Chilli is an indispensable food item in the daily life of humans but it is affected by many insects, so various pesticides, including spiromesifen, are applied to chilli crops to protect this crop from insect infestation. However, the use of pesticides poses environmental and health issues. These issues have raised the demand for pesticide-free chillies among consumers. The primary aim of this study was to assess the efficacy of various decontamination methods in removing spiromesifen residues from chilli fruits.
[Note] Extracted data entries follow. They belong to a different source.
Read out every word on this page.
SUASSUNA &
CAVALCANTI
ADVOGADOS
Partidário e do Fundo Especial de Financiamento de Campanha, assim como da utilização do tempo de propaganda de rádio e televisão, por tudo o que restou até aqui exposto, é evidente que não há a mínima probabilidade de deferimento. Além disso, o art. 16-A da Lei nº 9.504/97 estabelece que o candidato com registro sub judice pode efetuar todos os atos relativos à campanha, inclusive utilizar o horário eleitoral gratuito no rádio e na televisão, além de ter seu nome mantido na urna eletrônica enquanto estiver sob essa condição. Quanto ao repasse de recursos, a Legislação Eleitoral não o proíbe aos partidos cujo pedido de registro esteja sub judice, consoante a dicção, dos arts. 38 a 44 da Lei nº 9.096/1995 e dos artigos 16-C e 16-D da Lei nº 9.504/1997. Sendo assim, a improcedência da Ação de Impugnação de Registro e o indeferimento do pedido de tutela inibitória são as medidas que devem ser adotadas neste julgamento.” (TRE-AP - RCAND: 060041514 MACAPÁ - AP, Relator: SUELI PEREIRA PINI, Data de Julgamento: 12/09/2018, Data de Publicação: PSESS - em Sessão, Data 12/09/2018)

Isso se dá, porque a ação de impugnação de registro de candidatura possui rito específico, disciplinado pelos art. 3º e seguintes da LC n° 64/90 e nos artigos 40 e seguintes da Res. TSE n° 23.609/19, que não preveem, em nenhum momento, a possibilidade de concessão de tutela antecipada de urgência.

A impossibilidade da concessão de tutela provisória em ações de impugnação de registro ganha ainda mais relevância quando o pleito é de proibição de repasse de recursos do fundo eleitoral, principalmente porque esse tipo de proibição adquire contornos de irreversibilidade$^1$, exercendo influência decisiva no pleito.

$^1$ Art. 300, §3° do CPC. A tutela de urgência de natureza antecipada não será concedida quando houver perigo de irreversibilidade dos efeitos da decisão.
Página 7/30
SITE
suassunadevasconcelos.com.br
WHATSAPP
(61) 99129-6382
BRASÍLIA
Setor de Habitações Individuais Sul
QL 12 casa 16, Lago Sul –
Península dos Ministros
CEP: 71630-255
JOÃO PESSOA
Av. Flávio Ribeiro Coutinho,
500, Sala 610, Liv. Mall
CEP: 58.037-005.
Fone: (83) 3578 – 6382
A randomized block design was employed to conduct a supervised field experiment at the Rajasthan Agricultural Research Institute in Durgapura, Jaipur, India. The samples of chillies treated with pesticides are subjected to seven different homemade techniques. The samples were extracted using the QuEChERS method, known for its efficiency, affordability, simplicity, robustness, and safety. The analysis of spiromesifen residues was conducted using gas chromatography (GC) equipped with an electron capture detector (ECD), and the results were verified using gas chromatography-mass spectrometry (GC-MS). Out of several decontamination methods, the lukewarm water treatment was more effective than any other decontamination method, which led to the highest elimination of spiromesifen residue, whereas rinsing with tap water eliminates the least amount of spiromesifen residue. So, the lukewarm water treatment is a safe, cost-effective, and eco-friendly approach to remove spiromesifen residues from Chilli.